Automated Evaluation Methodology

Each model's and prompt's performance is evaluated based on several criteria:

  1. Parsing: Does the generated code parse correctly in Julia?
  2. Execution: Can the code execute without errors?
  3. Unit Tests: Do the included unit tests pass?
  4. Example Runs: Does the code run in a provided example scenario?

At the moment, all criteria are weighed equally and each test case can earn a maximum of 100 points.

If a code passes all criteria, it gets 100/100 points.

If it fails one criterion (eg, all unit tests), it gets 75/100 points.

If it fails two criteria (eg, it runs but all examples and unit tests are broken), it gets 50 points, and so on.

Definition.toml

Each test case is defined in a definition.toml file with the structure described in Anatomy of definition.toml.

We chose TOML format because it is human-readable and easy to edit in a text editor / GITHub.

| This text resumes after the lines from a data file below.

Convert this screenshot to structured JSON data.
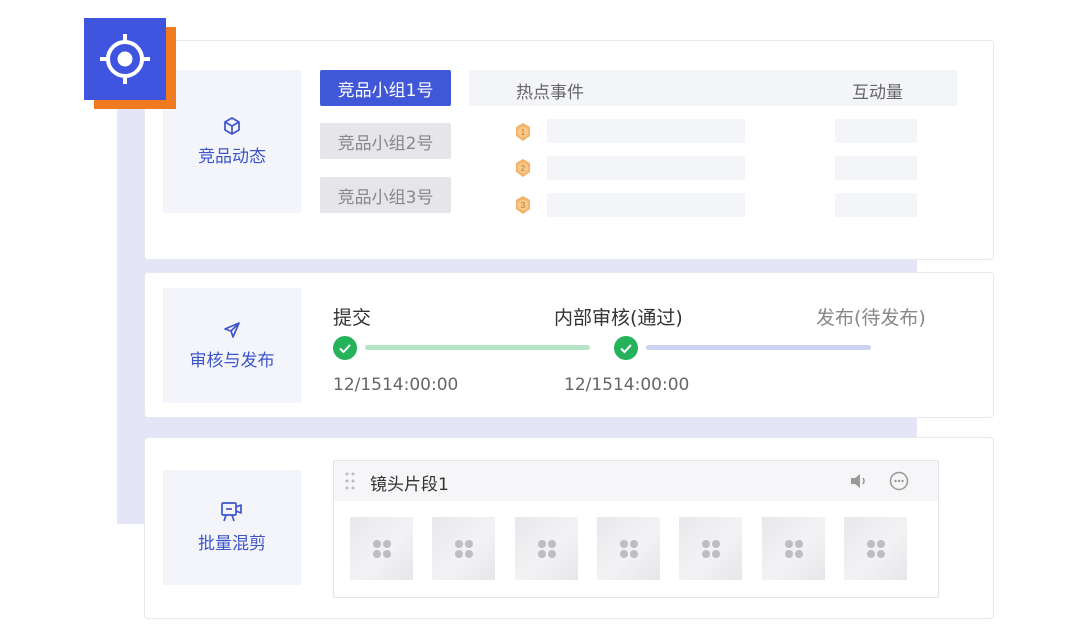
{
  "competitor": {
    "label": "竞品动态",
    "groups": [
      {
        "label": "竞品小组1号",
        "active": true
      },
      {
        "label": "竞品小组2号",
        "active": false
      },
      {
        "label": "竞品小组3号",
        "active": false
      }
    ],
    "columns": {
      "event": "热点事件",
      "interaction": "互动量"
    },
    "ranks": [
      "1",
      "2",
      "3"
    ]
  },
  "review": {
    "label": "审核与发布",
    "steps": [
      {
        "label": "提交",
        "date": "12/1514:00:00",
        "done": true
      },
      {
        "label": "内部审核(通过)",
        "date": "12/1514:00:00",
        "done": true
      },
      {
        "label": "发布(待发布)",
        "date": "",
        "done": false
      }
    ],
    "colors": {
      "done": "#24b35a",
      "line_done": "#b5e4c6",
      "line_pending": "#ccd2f2"
    }
  },
  "mix": {
    "label": "批量混剪",
    "clip_title": "镜头片段1",
    "thumbnail_count": 7
  },
  "colors": {
    "accent": "#3f55e0",
    "accent_shadow": "#f07a1f"
  }
}
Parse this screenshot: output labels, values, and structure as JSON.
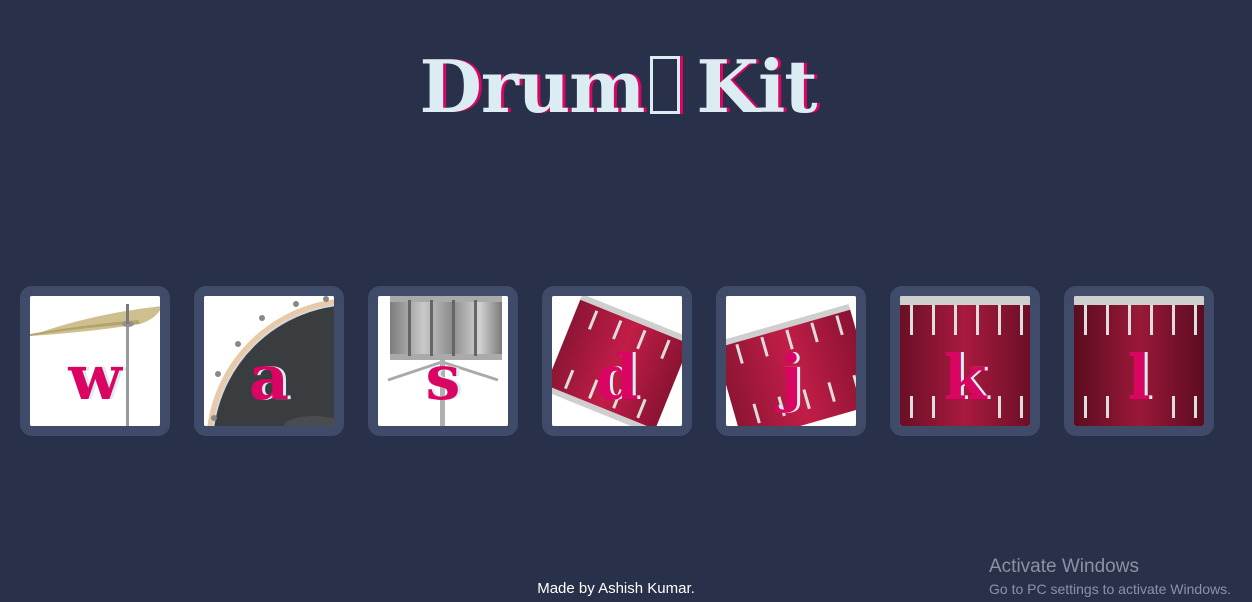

Repo Structure / Naming Convention

To enhance transparency and reproducibility, we save all conversations and evaluations in a nested folder structure.

Folder Convention:

  • Definitions are saved in nested folders following the format code_generation/category/test_case_name/definition.toml
  • Evaluation results are saved in nested sub-folders, keyed by the model:
    • Evaluation result: code_generation/category/test_case_name/model/evaluation__PROMPT__STRATEGY__TIMESTAMP.json
    • Conversation: code_generation/category/test_case_name/model/conversation__PROMPT__STRATEGY__TIMESTAMP.json

You can load any conversation with PromptingTools.load_conversation() and display it with edit or preview depending on your IDE/preference.

You can load any evaluation with JSON3.read and score it with score_eval.